The applicant, Pieter Zerwick, is the owner of unit 3 in Simonsvlei Body Corporate. He alleged that his unit had suffered recurring damage to kitchen cupboards caused by rising damp, which he said originated from external/common-property conditions because the scheme is built on a vlei with a high water table. He claimed reimbursement of R40 000 for repairs done in August 2023, contending that prior expert reports and inspections had confirmed the damp problem and that the body corporate had failed for years to resolve it. The respondent body corporate opposed the claim, stating that the applicant bought the unit with existing damp issues, that previous CSOS matters concerning similar claims had been dismissed, and that in November 2022 the applicant had appointed his own contractor, UltiFix, allegedly linked to his wife, to treat the damp problem without proper disclosure or authorisation. The respondent further contended that it had not been given an opportunity to inspect the alleged damage, that no satisfactory report was provided by the contractor, and that the invoice relied upon did not prove that the work was done at unit 3 of Simonsvlei. The dispute was adjudicated on the papers under the CSOS Act after conciliation failed.
The application was dismissed. The relief sought under section 39(1)(e) of the CSOS Act for payment of R40 000 by the respondent to the applicant was refused. There was no order as to costs.
A unit owner claiming reimbursement from a body corporate under section 39(1)(e) of the CSOS Act must prove on a balance of probabilities that the body corporate is legally liable for the amount claimed. Where the owner undertakes repairs unilaterally, appoints a contractor without proper authorisation or disclosure, fails to provide the body corporate with an opportunity to inspect the damage, and fails to produce adequate proof linking the repairs and damage to the scheme and to the body corporate's legal obligations, the body corporate cannot be compelled to reimburse the owner. The body corporate is not liable for damages arising from work it did not commission or authorise.

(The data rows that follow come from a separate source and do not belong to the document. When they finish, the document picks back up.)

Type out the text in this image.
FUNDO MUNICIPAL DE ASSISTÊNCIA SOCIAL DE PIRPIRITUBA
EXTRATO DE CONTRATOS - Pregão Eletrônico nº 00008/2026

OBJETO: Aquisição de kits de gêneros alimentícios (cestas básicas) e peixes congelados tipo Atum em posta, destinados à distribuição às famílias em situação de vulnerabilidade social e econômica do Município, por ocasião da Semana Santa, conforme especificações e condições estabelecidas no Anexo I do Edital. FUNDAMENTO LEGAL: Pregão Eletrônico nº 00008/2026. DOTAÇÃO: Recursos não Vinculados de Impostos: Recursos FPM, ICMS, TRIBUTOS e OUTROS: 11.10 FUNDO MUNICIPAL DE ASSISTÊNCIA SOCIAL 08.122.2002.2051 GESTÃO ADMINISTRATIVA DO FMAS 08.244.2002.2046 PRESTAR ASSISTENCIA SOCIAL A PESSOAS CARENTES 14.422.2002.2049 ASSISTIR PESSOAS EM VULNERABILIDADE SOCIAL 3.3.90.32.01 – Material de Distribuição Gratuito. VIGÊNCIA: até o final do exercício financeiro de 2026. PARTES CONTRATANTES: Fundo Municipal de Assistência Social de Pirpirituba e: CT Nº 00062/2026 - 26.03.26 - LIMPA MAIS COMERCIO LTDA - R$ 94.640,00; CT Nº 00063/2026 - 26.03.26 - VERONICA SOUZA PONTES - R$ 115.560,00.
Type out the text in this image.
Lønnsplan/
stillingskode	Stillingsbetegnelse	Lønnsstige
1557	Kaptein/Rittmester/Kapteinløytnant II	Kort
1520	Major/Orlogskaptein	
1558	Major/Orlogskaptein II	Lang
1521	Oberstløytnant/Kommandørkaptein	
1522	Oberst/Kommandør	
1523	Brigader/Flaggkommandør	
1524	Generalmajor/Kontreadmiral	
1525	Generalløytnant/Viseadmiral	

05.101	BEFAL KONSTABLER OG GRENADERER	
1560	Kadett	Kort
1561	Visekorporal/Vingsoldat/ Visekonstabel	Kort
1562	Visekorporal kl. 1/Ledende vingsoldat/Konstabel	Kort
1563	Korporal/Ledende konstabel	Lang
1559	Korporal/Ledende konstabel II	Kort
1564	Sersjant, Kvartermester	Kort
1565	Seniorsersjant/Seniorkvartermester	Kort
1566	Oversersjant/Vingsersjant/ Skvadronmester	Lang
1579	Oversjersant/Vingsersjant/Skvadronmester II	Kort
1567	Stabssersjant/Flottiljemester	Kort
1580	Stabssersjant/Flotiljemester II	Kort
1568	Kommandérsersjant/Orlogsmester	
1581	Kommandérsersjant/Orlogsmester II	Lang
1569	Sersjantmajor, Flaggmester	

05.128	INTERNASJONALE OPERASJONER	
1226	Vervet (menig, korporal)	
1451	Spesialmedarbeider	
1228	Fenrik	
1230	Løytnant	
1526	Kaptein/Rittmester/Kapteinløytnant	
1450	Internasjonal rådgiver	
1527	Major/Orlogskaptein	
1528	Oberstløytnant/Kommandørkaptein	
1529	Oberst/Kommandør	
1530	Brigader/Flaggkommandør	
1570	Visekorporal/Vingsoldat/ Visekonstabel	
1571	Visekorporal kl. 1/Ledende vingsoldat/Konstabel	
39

The adjudicator made general observations that decisions affecting the scheme should be discussed at AGMs and other meetings, that attendance and participation by owners are important, and that the body corporate's finances did not presently accommodate a full damp-remediation project although temporary measures had been contemplated. The adjudicator also remarked on an apparent conflict of interest concerning the contractor allegedly linked to the applicant's wife and referred to prior disputes and the broader damp history of the scheme. These comments were contextual and not strictly necessary to the ultimate dismissal of the reimbursement claim.
The matter is significant within the community schemes context because it illustrates that, even where a body corporate may bear general responsibility for maintaining common property under the STSMA, an owner seeking reimbursement through CSOS must still prove causation, liability, and the quantum of the claim with adequate evidence. It also underscores that unilateral repairs by an owner, undertaken without proper notice, inspection, authorisation, or supporting reports, may defeat a reimbursement claim against a body corporate. The decision further highlights the importance of distinguishing between common-property obligations and section-owner responsibilities in sectional title disputes.